Il est parfois de bon ton de considérer que l’économie ne doit pas être examinée comme une science, car elle est en fait le produit de rapports politiques qui témoignent de la domination de facteurs ou de groupes humains sur d’autres. Il est donc possible d’être un économiste « atterré », de donner des anti-leçons d’économie (Bernard Maris, assassiné il y a trois ans à Charlie, certainement pas pour ses opinions économiques aussi erronées puissent-elles être), ce qui n’est pas nouveau puisque « l’antiéconomique » de Jacques Attali remonte à 1980. Bien souvent en se drapant de morale, ces thèses contestent le caractère scientifique de l’étude économique.
Il est vrai qu’avec les traitements statistiques que permettent les ordinateurs depuis plus de cinquante ans, l’économie comme d’autres sciences sociales, donne une place apparemment très importante au « calculus » qui peut lui donner l’apparence d’une science physique ou mathématique, donc d’une science exacte, ce qui nourrit la contestation de certains qui lui reprochent de légitimer un sujet politique sous la fausse couverture d’un savoir scientifique. Ce qui justifie le programme d’autres (souvent les mêmes) de sortir du capitalisme et de s’affranchir des règles qui ont permis le développement de la prospérité, sur la base des effets toxiques de celui-là.
Mais là n’est pas l’important, car une science ne se définit pas par son intensité en « calculus ». La science économique telle que la conçoit Jean-Baptiste Say et telle qu’elle doit être comprise selon lui, est bien un ensemble de connaissances, caractérisées par un objet et une méthode déterminés, et fondées sur des relations objectives et vérifiables. L’intention scientifique se vérifie bien : connaître pour comprendre afin de prévoir et d’agir en conséquence.
Selon Karl Popper (1902-1994), la science n’est pas une accumulation de vérités, mais un ensemble de propositions qui n’ont pas été démenties. Évidemment, ces propositions pour pouvoir être démenties doivent résulter de connaissances et de raisonnements qui pourront s’opposer à d’autres et ne pas être seulement des affirmations de nature métaphysique ou idéologique (la logique d’une seule idée, selon Hannah Arendt).
Par rapport à d’autres sciences, il est vrai que l’expérimentation est impossible pour l’économiste, ce qui peut expliquer le goût et le développement excessif de la modélisation. Pour autant, en l’absence d’expérimentation par le scientifique lui-même, la connaissance et l’analyse des comportements économiques des agents et surtout des politiques économiques sont riches d’enseignements : l’effet sur les ménages de leur surendettement ou des politiques « bolivariennes » du Venezuela viennent bien confirmer certaines règles économiques de base.
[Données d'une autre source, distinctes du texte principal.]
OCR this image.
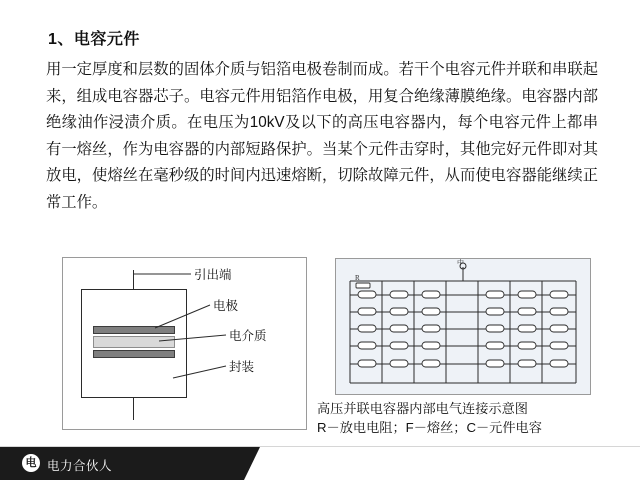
1、电容元件
用一定厚度和层数的固体介质与铝箔电极卷制而成。若干个电容元件并联和串联起来，组成电容器芯子。电容元件用铝箔作电极，用复合绝缘薄膜绝缘。电容器内部绝缘油作浸渍介质。在电压为10kV及以下的高压电容器内，每个电容元件上都串有一熔丝，作为电容器的内部短路保护。当某个元件击穿时，其他完好元件即对其放电，使熔丝在毫秒级的时间内迅速熔断，切除故障元件，从而使电容器能继续正常工作。
引出端
电极
电介质
封装
R
中
高压并联电容器内部电气连接示意图
R－放电电阻；F－熔丝；C－元件电容
电 电力合伙人
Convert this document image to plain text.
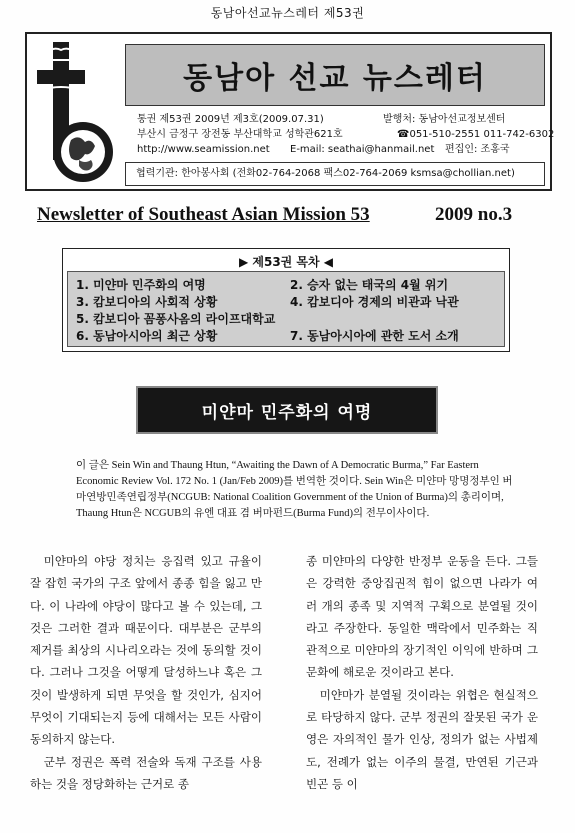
동남아선교뉴스레터 제53권
동남아 선교 뉴스레터
통권 제53권 2009년 제3호(2009.07.31)	발행처: 동남아선교정보센터
부산시 금정구 장전동 부산대학교 성학관621호	☎051-510-2551 011-742-6302
http://www.seamission.net E-mail: seathai@hanmail.net 편집인: 조홍국
협력기관: 한아봉사회 (전화02-764-2068 팩스02-764-2069 ksmsa@chollian.net)
Newsletter of Southeast Asian Mission 53	2009 no.3
▶ 제53권 목차 ◀
1. 미얀마 민주화의 여명	2. 승자 없는 태국의 4월 위기
3. 캄보디아의 사회적 상황	4. 캄보디아 경제의 비관과 낙관
5. 캄보디아 꼼퐁사옴의 라이프대학교
6. 동남아시아의 최근 상황	7. 동남아시아에 관한 도서 소개
미얀마 민주화의 여명
이 글은 Sein Win and Thaung Htun, “Awaiting the Dawn of A Democratic Burma,” Far Eastern Economic Review Vol. 172 No. 1 (Jan/Feb 2009)를 번역한 것이다. Sein Win은 미얀마 망명정부인 버마연방민족연립정부(NCGUB: National Coalition Government of the Union of Burma)의 총리이며, Thaung Htun은 NCGUB의 유엔 대표 겸 버마펀드(Burma Fund)의 전무이사이다.

미얀마의 야당 정치는 응집력 있고 규율이 잘 잡힌 국가의 구조 앞에서 종종 힘을 잃고 만다. 이 나라에 야당이 많다고 볼 수 있는데, 그것은 그러한 결과 때문이다. 대부분은 군부의 제거를 최상의 시나리오라는 것에 동의할 것이다. 그러나 그것을 어떻게 달성하느냐 혹은 그것이 발생하게 되면 무엇을 할 것인가, 심지어 무엇이 기대되는지 등에 대해서는 모든 사람이 동의하지 않는다.

군부 정권은 폭력 전술와 독재 구조를 사용하는 것을 정당화하는 근거로 종

종 미얀마의 다양한 반정부 운동을 든다. 그들은 강력한 중앙집권적 힘이 없으면 나라가 여러 개의 종족 및 지역적 구획으로 분열될 것이라고 주장한다. 동일한 맥락에서 민주화는 직관적으로 미얀마의 장기적인 이익에 반하며 그 문화에 해로운 것이라고 본다.

미얀마가 분열될 것이라는 위협은 현실적으로 타당하지 않다. 군부 정권의 잘못된 국가 운영은 자의적인 물가 인상, 정의가 없는 사법제도, 전례가 없는 이주의 물결, 만연된 기근과 빈곤 등 이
Également on pourrait reprocher à cette science son caractère faiblement prédictif : au top du cycle économique de 2007 aucun économiste n’a prévu ni annoncé la récession de 2008-2009, pourtant la plus forte depuis la Seconde Guerre mondiale. Fait-on le procès de la géologie et des géologues qui sont incapables de prévoir les tremblements de terre ? Non, car une science ne se réduit pas à son pouvoir prédictif général. La zoologie, par exemple, n’en est guère dotée. Comme l’économie permet d’annoncer la faillite si la production de cash-flow est insuffisante pour rembourser les dettes. Mais elle ne prévoit pas à quel moment les créanciers vont cesser de faire confiance et provoquer la crise de liquidité du débiteur. Pour autant, le comportement des créanciers mérite un examen, car leur comportement répond à des règles économiques, mais aussi psychologiques.
Trop de calculs, pas assez de justes prévisions ne doivent pas conduire à cesser d’en faire ni par ce prétexte à ignorer les lois qui fondent l’économie et qui doivent être bien enseignées. Malgré leur faible capacité à l’expérimentation elles s’apparentent davantage à la physique, et ne se réduisent pas à la statistique, mais ne sauraient s’en passer pour autant.